Thanks Aren-- looks like I have your ok to do this for locs in AK waters, so I'm going to go ahead. The shapefile will be helpful!

so far most of these are only MVZ and UAM records only and agreed, this is just a clean-up task.

mkoo commented 2 months ago

@dustymc I'm starting a spreadsheet for a bulk update where we can change the HG and the spec_loc. What are the minimum fields needed for that?

Do you need/want localityID? anything else? less or more? Our current working spreadsheet has a lot more since we are verifying with verbatim and locality attributes before any updates. For most we are returning to the verbatim locality but cleaning as needed.

dustymc commented 2 months ago

COLLECTING_EVENT_ID

Assume those will be gone/merged before you're done typing (because they probably will be).

localityID

Ditto.

else

Maybe better to do this in smaller batches? Spreadsheets like this seem to always find a way to clash with themselves, but I'm up for whatever.

I think just

HIGHER_GEOG new_HIGHER_GEOG -SPEC_LOCALITY new_SPEC_LOCALITY

is sufficient, but see above, I'm always surprised....

Also first line in that spreadsheet

Bristol Bay, no specific locality

that'll break any geolocate-like-thing, and feeding those are (most of) why specloc exists.

Also

no specific locality specific locality unknown

if we're cleaning anyway.....

mkoo commented 2 months ago

ok that's perfect. Also, that is what I meant by spec_loc cleanup. We havent really started yet! But now that I know what the end product will be, we'll start working on it. I'll send an email wtih the CSV for you soon Thanks!

mkoo commented 2 months ago

@dustymc For Monday: first CSV for HG batch updating (109 rows to load). Let us know if anything needs tweaking format-wise. Kat applied some python to do overhaul but I am still checking every one. I see some dup localities but am ignoring for now and will fix in another pass (probably with the usual Arctos tools). thx! HG batch1_toload.csv

dustymc commented 2 months ago

@mkoo updates from CSV in https://github.com/ArctosDB/arctos/issues/7660#issuecomment-2168968623 complete.

mkoo commented 1 month ago

OK here's batch #2 and #3 @dustymc HG cleanup batch3.csv HG cleanup- batch2.csv

this is the rest for Bering Sea.
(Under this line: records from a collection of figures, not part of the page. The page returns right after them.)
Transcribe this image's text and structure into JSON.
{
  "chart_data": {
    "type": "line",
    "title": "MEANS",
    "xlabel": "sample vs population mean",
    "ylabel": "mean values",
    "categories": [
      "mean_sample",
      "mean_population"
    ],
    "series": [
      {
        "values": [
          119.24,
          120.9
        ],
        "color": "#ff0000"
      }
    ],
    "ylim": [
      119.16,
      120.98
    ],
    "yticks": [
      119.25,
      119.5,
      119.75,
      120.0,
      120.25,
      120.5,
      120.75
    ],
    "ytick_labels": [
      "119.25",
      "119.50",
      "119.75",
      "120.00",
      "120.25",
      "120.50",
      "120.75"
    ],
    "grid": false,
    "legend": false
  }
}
We tried to keep to origianl spec_loc as much as possible and make the localities consistent so we can merge dups more easily later if desired. Several localities with complicated info were manually edited to make sure all the components were captured (orig forms in attributes and verbatim were checked and left as is for tracking)

ThX!

dustymc commented 1 month ago

HG cleanup- batch2.csv

I was not able to find a locality ID for these, I removed them from the update:

temp_geo_updt_no_locid.csv

These failed with checkfreetext(new_spec_locality) is false and were also removed:

temp_geo_updt_badnewSL.csv

UPDATE 1834

successfully updated

HG cleanup batch3.csv

I was not able to find a locality ID for these, I removed them from the update:

temp_geo_updt_no_locid(1).csv

These failed with checkfreetext(new_spec_locality) is false and were also removed:

temp_geo_updt_badnewSL(1).csv

UPDATE 1194

successfully updated

mkoo commented 1 month ago

Thanks Dusty, I will go over the rest manually-- a lot are just the same 'no specific locality' business so probably best to review all the geog details anyway. Very close to being done with the bering sea and thanks for fixing 3000+!